Vom 28. August 2015
(dpa/red). Wer alleine lebt und eine Haushaltshilfe hat, vertraut dieser häufig so, dass er ihr Vollmacht über sein privates Konto einräumt, um Geldbeträge abheben zu können. Verstirbt der Kontoinhaber und hebt die Haushaltshilfe danach Geld ab, stellt sich die Frage, ob dies wegen Untreue strafbar ist. Die Arbeitsgemeinschaft Erbrecht des Deutschen Anwaltvereins (DAV) informiert über eine Entscheidung des Oberlandesgerichts Hamm.

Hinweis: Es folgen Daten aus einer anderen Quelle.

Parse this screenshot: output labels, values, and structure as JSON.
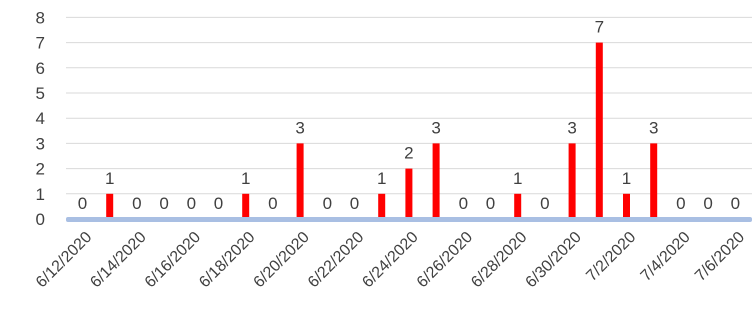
{
  "chart_data": {
    "type": "bar",
    "title": "",
    "xlabel": "",
    "ylabel": "",
    "ylim": [
      0,
      8
    ],
    "yticks": [
      0,
      1,
      2,
      3,
      4,
      5,
      6,
      7,
      8
    ],
    "grid": true,
    "legend": "none",
    "bar_color": "#ff0000",
    "grid_color": "#d9d9d9",
    "x_tick_labels": [
      "6/12/2020",
      "6/14/2020",
      "6/16/2020",
      "6/18/2020",
      "6/20/2020",
      "6/22/2020",
      "6/24/2020",
      "6/26/2020",
      "6/28/2020",
      "6/30/2020",
      "7/2/2020",
      "7/4/2020",
      "7/6/2020"
    ],
    "categories": [
      "6/12/2020",
      "6/13/2020",
      "6/14/2020",
      "6/15/2020",
      "6/16/2020",
      "6/17/2020",
      "6/18/2020",
      "6/19/2020",
      "6/20/2020",
      "6/21/2020",
      "6/22/2020",
      "6/23/2020",
      "6/24/2020",
      "6/25/2020",
      "6/26/2020",
      "6/27/2020",
      "6/28/2020",
      "6/29/2020",
      "6/30/2020",
      "7/1/2020",
      "7/2/2020",
      "7/3/2020",
      "7/4/2020",
      "7/5/2020",
      "7/6/2020"
    ],
    "values": [
      0,
      1,
      0,
      0,
      0,
      0,
      1,
      0,
      3,
      0,
      0,
      1,
      2,
      3,
      0,
      0,
      1,
      0,
      3,
      7,
      1,
      3,
      0,
      0,
      0
    ]
  }
}
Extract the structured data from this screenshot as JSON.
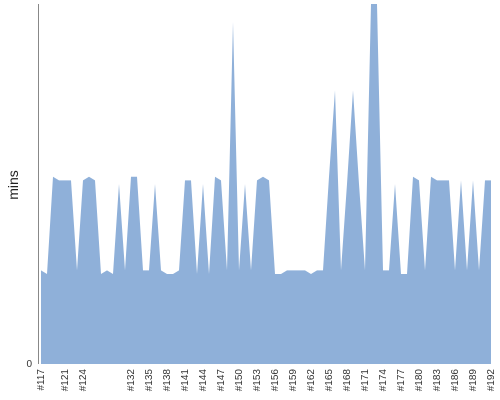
{
  "chart_data": {
    "type": "area",
    "title": "",
    "xlabel": "",
    "ylabel": "mins",
    "ylim": [
      0,
      100
    ],
    "y_ticks": [
      "0"
    ],
    "grid": false,
    "legend": "none",
    "color": "#8fb0d9",
    "x": [
      "#117",
      "#118",
      "#119",
      "#120",
      "#121",
      "#122",
      "#123",
      "#124",
      "#125",
      "#126",
      "#127",
      "#128",
      "#129",
      "#130",
      "#131",
      "#132",
      "#133",
      "#134",
      "#135",
      "#136",
      "#137",
      "#138",
      "#139",
      "#140",
      "#141",
      "#142",
      "#143",
      "#144",
      "#145",
      "#146",
      "#147",
      "#148",
      "#149",
      "#150",
      "#151",
      "#152",
      "#153",
      "#154",
      "#155",
      "#156",
      "#157",
      "#158",
      "#159",
      "#160",
      "#161",
      "#162",
      "#163",
      "#164",
      "#165",
      "#166",
      "#167",
      "#168",
      "#169",
      "#170",
      "#171",
      "#172",
      "#173",
      "#174",
      "#175",
      "#176",
      "#177",
      "#178",
      "#179",
      "#180",
      "#181",
      "#182",
      "#183",
      "#184",
      "#185",
      "#186",
      "#187",
      "#188",
      "#189",
      "#190",
      "#191",
      "#192"
    ],
    "tick_labels": [
      "#117",
      "#121",
      "#124",
      "#132",
      "#135",
      "#138",
      "#141",
      "#144",
      "#147",
      "#150",
      "#153",
      "#156",
      "#159",
      "#162",
      "#165",
      "#168",
      "#171",
      "#174",
      "#177",
      "#180",
      "#183",
      "#186",
      "#189",
      "#192"
    ],
    "series": [
      {
        "values": [
          26,
          25,
          52,
          51,
          51,
          51,
          26,
          51,
          52,
          51,
          25,
          26,
          25,
          50,
          26,
          52,
          52,
          26,
          26,
          50,
          26,
          25,
          25,
          26,
          51,
          51,
          25,
          50,
          25,
          52,
          51,
          26,
          95,
          26,
          50,
          26,
          51,
          52,
          51,
          25,
          25,
          26,
          26,
          26,
          26,
          25,
          26,
          26,
          52,
          76,
          26,
          50,
          76,
          50,
          26,
          100,
          100,
          26,
          26,
          50,
          25,
          25,
          52,
          51,
          26,
          52,
          51,
          51,
          51,
          26,
          51,
          26,
          51,
          26,
          51,
          51
        ]
      }
    ]
  }
}
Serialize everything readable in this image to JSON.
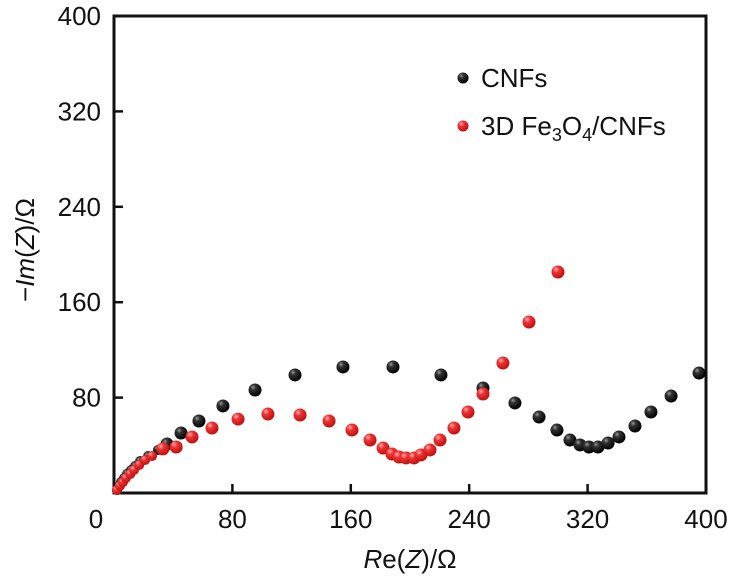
{
  "chart_data": {
    "type": "scatter",
    "title": "",
    "xlabel": "Re(Z)/Ω",
    "xlabel_parts": [
      {
        "text": "R",
        "italic": true
      },
      {
        "text": "e(",
        "italic": false
      },
      {
        "text": "Z",
        "italic": true
      },
      {
        "text": ")/Ω",
        "italic": false
      }
    ],
    "ylabel": "−Im(Z)/Ω",
    "ylabel_parts": [
      {
        "text": "−",
        "italic": false
      },
      {
        "text": "Im",
        "italic": true
      },
      {
        "text": "(",
        "italic": false
      },
      {
        "text": "Z",
        "italic": true
      },
      {
        "text": ")/Ω",
        "italic": false
      }
    ],
    "xlim": [
      0,
      400
    ],
    "ylim": [
      0,
      400
    ],
    "xticks": [
      0,
      80,
      160,
      240,
      320,
      400
    ],
    "yticks": [
      80,
      160,
      240,
      320,
      400
    ],
    "origin_label": "0",
    "grid": false,
    "legend_position": "top-right",
    "series": [
      {
        "name": "CNFs",
        "legend_parts": [
          {
            "text": "CNFs",
            "sub": false
          }
        ],
        "color": "#111111",
        "x": [
          2.0,
          3.4,
          4.7,
          6.8,
          8.8,
          11.5,
          14.2,
          17.6,
          23.0,
          29.7,
          35.8,
          45.3,
          57.4,
          73.6,
          95.3,
          122.3,
          154.7,
          188.5,
          220.9,
          249.3,
          270.9,
          287.2,
          299.3,
          308.1,
          314.9,
          320.9,
          327.0,
          333.8,
          341.2,
          352.0,
          362.8,
          376.4,
          395.3
        ],
        "y": [
          2.5,
          5.9,
          9.2,
          12.6,
          16.0,
          19.3,
          22.6,
          26.8,
          31.0,
          36.1,
          41.1,
          50.3,
          60.4,
          73.0,
          86.4,
          99.0,
          105.7,
          105.7,
          99.0,
          88.1,
          75.5,
          63.7,
          52.8,
          44.4,
          40.3,
          38.6,
          38.6,
          41.9,
          47.0,
          56.2,
          67.9,
          81.3,
          100.6
        ]
      },
      {
        "name": "3D Fe3O4/CNFs",
        "legend_parts": [
          {
            "text": "3D Fe",
            "sub": false
          },
          {
            "text": "3",
            "sub": true
          },
          {
            "text": "O",
            "sub": false
          },
          {
            "text": "4",
            "sub": true
          },
          {
            "text": "/CNFs",
            "sub": false
          }
        ],
        "color": "#e8242a",
        "x": [
          2.0,
          4.0,
          6.0,
          8.0,
          11.0,
          13.5,
          17.0,
          21.0,
          25.7,
          33.0,
          42.0,
          52.7,
          66.2,
          83.8,
          104.0,
          125.7,
          145.3,
          160.8,
          173.0,
          181.8,
          187.8,
          192.6,
          197.3,
          202.7,
          207.4,
          213.5,
          220.3,
          229.7,
          239.2,
          249.3,
          262.8,
          280.4,
          300.0
        ],
        "y": [
          2.5,
          6.0,
          9.0,
          12.5,
          16.0,
          19.3,
          23.5,
          27.7,
          31.0,
          37.0,
          38.6,
          47.0,
          54.5,
          62.0,
          66.2,
          65.4,
          60.4,
          52.8,
          44.4,
          37.7,
          32.7,
          30.2,
          29.4,
          29.4,
          31.9,
          36.1,
          44.4,
          54.5,
          67.9,
          83.0,
          109.0,
          143.4,
          185.3
        ]
      }
    ]
  }
}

Der vermögende Erblasser überließ oder schenkte der für ihn als Haushaltshilfe tätigen Angeklagten eine Kreditkarte „zur freien Nutzung, also für eigene Zwecke“ mit einem Verfügungslimit von 5.000 Euro monatlich. Nach dem Tod des Erblassers belastete die Haushaltshilfe diese noch in Höhe von 4.686,07 Euro. Dies ging natürlich zu Lasten des Nachlasses und somit zu Lasten der Erben des Erblassers, zu denen sie wissentlich nicht gehörte. Das Landgericht (LG) Siegen verurteilte die Angeklagte zu einer Geldstrafe wegen Untreue.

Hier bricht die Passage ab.